Good thing I’m going to the States tomorrow! (First time in a long year….)
Posting will be infrequent, but do check back from time to time. I’m gonna try and do another post today or tomorrow, hopefully reflective, but packing and last minute gift shopping may interrupt.
Time will tell. And time will pass. I’ll be back in Uganda January 3.
Dave Eggers just scored $100,000 from TED.
What is the What (a really good book according to me, but disliked by some), his most recent book, tells the story of a young Sudanese boy fleeing violence, sent to a refugee camp in Kenya, and eventually resettled in the USA. See my review of it here.
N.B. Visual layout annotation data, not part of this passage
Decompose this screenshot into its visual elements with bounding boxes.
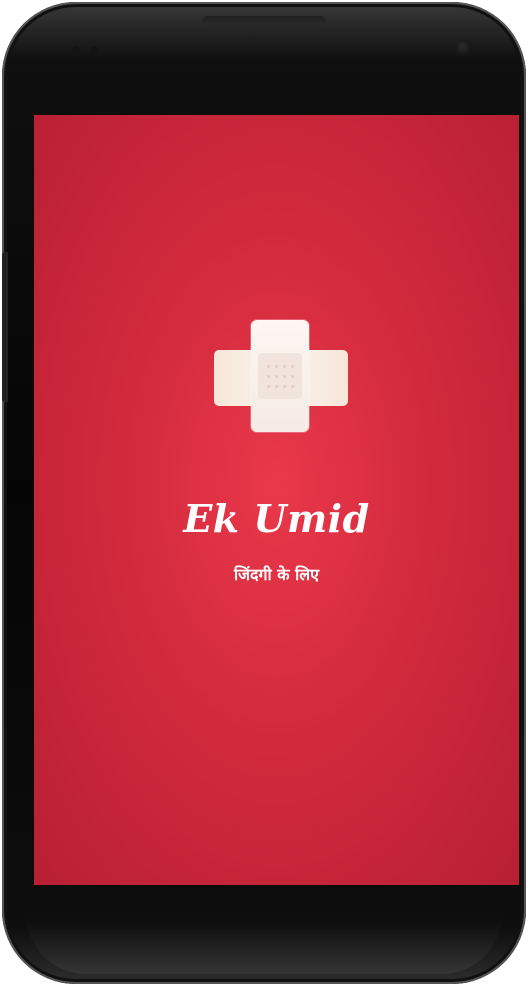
bandage-pad	[258, 353, 302, 399]
app-tagline: जिंदगी के लिए	[234, 565, 319, 584]
bottom-bezel	[26, 914, 502, 974]
volume-button	[2, 252, 8, 402]
earpiece-speaker	[202, 16, 326, 26]
splash-screen: Ek Umid जिंदगी के लिए	[34, 115, 519, 885]
light-sensor	[90, 46, 98, 54]
proximity-sensor	[72, 46, 80, 54]
app-name: Ek Umid	[183, 496, 370, 541]
bandage-cross-icon	[214, 320, 348, 432]
phone-frame: Ek Umid जिंदगी के लिए	[2, 2, 526, 984]
front-camera	[456, 40, 472, 56]
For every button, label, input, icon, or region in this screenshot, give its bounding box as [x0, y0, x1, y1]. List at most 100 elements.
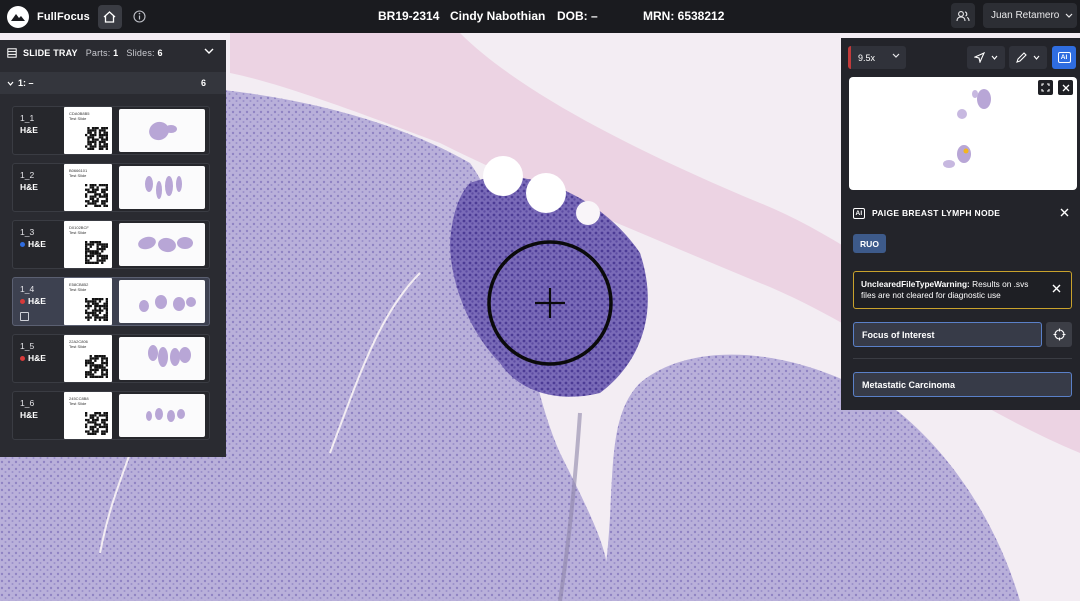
slide-thumbnail [119, 166, 205, 209]
chevron-down-icon [7, 81, 14, 86]
slide-item[interactable]: 1_3 H&E D0102BCF Test Slide [12, 220, 210, 269]
top-bar: FullFocus BR19-2314 Cindy Nabothian DOB:… [0, 0, 1080, 33]
parts-count: Parts: 1 [85, 48, 119, 58]
slide-description: Test Slide [69, 173, 87, 178]
slide-item[interactable]: 1_1 H&E CDA0B8B5 Test Slide [12, 106, 210, 155]
file-type-warning: UnclearedFileTypeWarning: Results on .sv… [853, 271, 1072, 309]
slide-label-card: E58CB852 Test Slide [64, 278, 112, 325]
close-icon [1062, 84, 1069, 91]
app-name: FullFocus [37, 10, 90, 23]
flag-indicator [20, 355, 25, 361]
expand-icon [1041, 83, 1050, 92]
home-button[interactable] [97, 4, 122, 29]
slide-thumbnail [119, 394, 205, 437]
logo-mark-icon [7, 5, 29, 28]
info-button[interactable] [131, 8, 149, 26]
tissue-section [155, 295, 167, 309]
app-logo: FullFocus [7, 5, 90, 28]
collapse-tray-icon[interactable] [204, 48, 214, 54]
slide-item[interactable]: 1_5 H&E 22A2C806 Test Slide [12, 334, 210, 383]
users-button[interactable] [951, 3, 975, 28]
crosshair-icon [1053, 328, 1065, 341]
qr-code-icon [85, 412, 108, 435]
tissue-section [165, 176, 173, 196]
case-id: BR19-2314 [378, 9, 440, 23]
chevron-down-icon [1033, 55, 1040, 60]
tissue-section [165, 125, 177, 133]
ai-icon: AI [1057, 52, 1071, 63]
info-icon [133, 10, 146, 23]
slide-description: Test Slide [69, 116, 87, 121]
ai-badge-icon: AI [853, 207, 865, 219]
tissue-section [158, 237, 176, 253]
part-label: 1: – [18, 78, 34, 88]
slide-stain: H&E [20, 296, 46, 306]
slide-id: 1_5 [20, 341, 35, 351]
locate-focus-button[interactable] [1046, 322, 1072, 347]
slide-item[interactable]: 1_4 H&E E58CB852 Test Slide [12, 277, 210, 326]
slide-stain-label: H&E [20, 182, 38, 192]
user-menu-button[interactable]: Juan Retamero [983, 3, 1077, 28]
slide-label-text: 22A2C806 Test Slide [69, 339, 88, 349]
slide-stain: H&E [20, 410, 38, 420]
focus-of-interest-button[interactable]: Focus of Interest [853, 322, 1042, 347]
ai-result-field[interactable]: Metastatic Carcinoma [853, 372, 1072, 397]
annotate-tool-button[interactable] [1009, 46, 1047, 69]
zoom-select[interactable]: 9.5x [848, 46, 906, 69]
expand-overview-button[interactable] [1038, 80, 1053, 95]
slide-stain: H&E [20, 125, 38, 135]
slide-id: 1_1 [20, 113, 35, 123]
slide-overview-map[interactable] [849, 77, 1077, 190]
slide-checkbox[interactable] [20, 312, 29, 321]
slide-item[interactable]: 1_2 H&E B0666101 Test Slide [12, 163, 210, 212]
slide-label-card: CDA0B8B5 Test Slide [64, 107, 112, 154]
dismiss-warning-icon[interactable] [1052, 284, 1061, 293]
users-icon [956, 10, 970, 21]
app-root: FullFocus BR19-2314 Cindy Nabothian DOB:… [0, 0, 1080, 601]
tissue-section [167, 410, 175, 422]
chevron-down-icon [1065, 13, 1073, 18]
slide-thumbnail [119, 337, 205, 380]
user-name: Juan Retamero [991, 10, 1060, 21]
slide-description: Test Slide [69, 344, 87, 349]
navigate-tool-button[interactable] [967, 46, 1005, 69]
patient-mrn: MRN: 6538212 [643, 9, 725, 23]
slide-stain-label: H&E [28, 296, 46, 306]
tissue-section [156, 181, 162, 199]
slide-stain: H&E [20, 353, 46, 363]
slide-label-text: D0102BCF Test Slide [69, 225, 89, 235]
panel-divider [853, 358, 1072, 359]
slide-label-text: B0666101 Test Slide [69, 168, 87, 178]
flag-indicator [20, 298, 25, 304]
viewer-control-panel: 9.5x AI AI PAIGE BREAST LYMPH NODE RUO U… [841, 38, 1080, 410]
slide-stain: H&E [20, 182, 38, 192]
part-slide-count: 6 [200, 78, 206, 88]
slide-label-card: 245CC8B8 Test Slide [64, 392, 112, 439]
ruo-badge: RUO [853, 234, 886, 253]
slide-label-text: CDA0B8B5 Test Slide [69, 111, 89, 121]
ai-toggle-button[interactable]: AI [1052, 46, 1076, 69]
slide-tray: SLIDE TRAY Parts: 1 Slides: 6 1: – 6 1_1… [0, 40, 226, 457]
slide-description: Test Slide [69, 230, 87, 235]
close-icon[interactable] [1060, 208, 1069, 217]
qr-code-icon [85, 184, 108, 207]
slide-label-card: D0102BCF Test Slide [64, 221, 112, 268]
tissue-section [145, 176, 153, 192]
close-overview-button[interactable] [1058, 80, 1073, 95]
slide-label-card: 22A2C806 Test Slide [64, 335, 112, 382]
slide-id: 1_4 [20, 284, 35, 294]
tissue-section [177, 237, 193, 249]
slide-item[interactable]: 1_6 H&E 245CC8B8 Test Slide [12, 391, 210, 440]
part-row[interactable]: 1: – 6 [0, 72, 226, 94]
tissue-section [138, 236, 156, 250]
pencil-icon [1016, 52, 1027, 63]
slide-label-text: E58CB852 Test Slide [69, 282, 88, 292]
flag-indicator [20, 241, 25, 247]
tissue-section [155, 408, 163, 420]
slide-thumbnail [119, 223, 205, 266]
tray-icon [7, 48, 17, 58]
overview-viewport-marker [963, 148, 969, 154]
qr-code-icon [85, 298, 108, 321]
slide-id: 1_3 [20, 227, 35, 237]
slide-tray-title: SLIDE TRAY [23, 48, 78, 58]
Wonder if the Sudanese boy he collaborated with will see any of the money….
I know they need more money for advertising, but really, an ad for Fun Lingerie?
Wish I could get the picture here, but I’m not that technologically advanced. But just go to www.monitor.co.ug and wait for the crotch!
This article in Guardian asks some crude questions.
Sudan suffers from rather bad press, tourism-wise. All we hear is civil war; all we see is thornbushes and desert. Hence the scepticism, in some quarters, when schoolteacher Gillian Gibbons disembarked at Heathrow and informed journalists that she hoped her brief imprisonment and narrow escape from 40 lashes would not put anyone off going there. “I am very sorry to leave Sudan,” she said. “It is a beautiful place. The Sudanese people I found to be extremely kind and generous and until this happened I only had a good experience.”
It goes on to say…
just because some bits of the largest country in Africa are scary doesn’t mean that all of it is. Imagine the absurdity of a ban on travelling to the Hebrides because of the July 7 bombs in London – then remember that Sudan is more than 10 times the size of the UK. It is true that the Foreign Office’s advice on travel to Sudan is a veritable litany of bans (avoid the Eritrean border, avoid the Congolese border, avoid Darfur). There is also “a high threat from terrorism. Attacks could be indiscriminate,including in places frequented by expatriates and foreign travellers” – but isn’t that rather like what the head of MI5 said of Britain just the other day?
Yeah, Sudan is just like Britain…. I’m not going on holiday in Sudan or Britain anytime soon, but I do believe there’s a qualitative difference.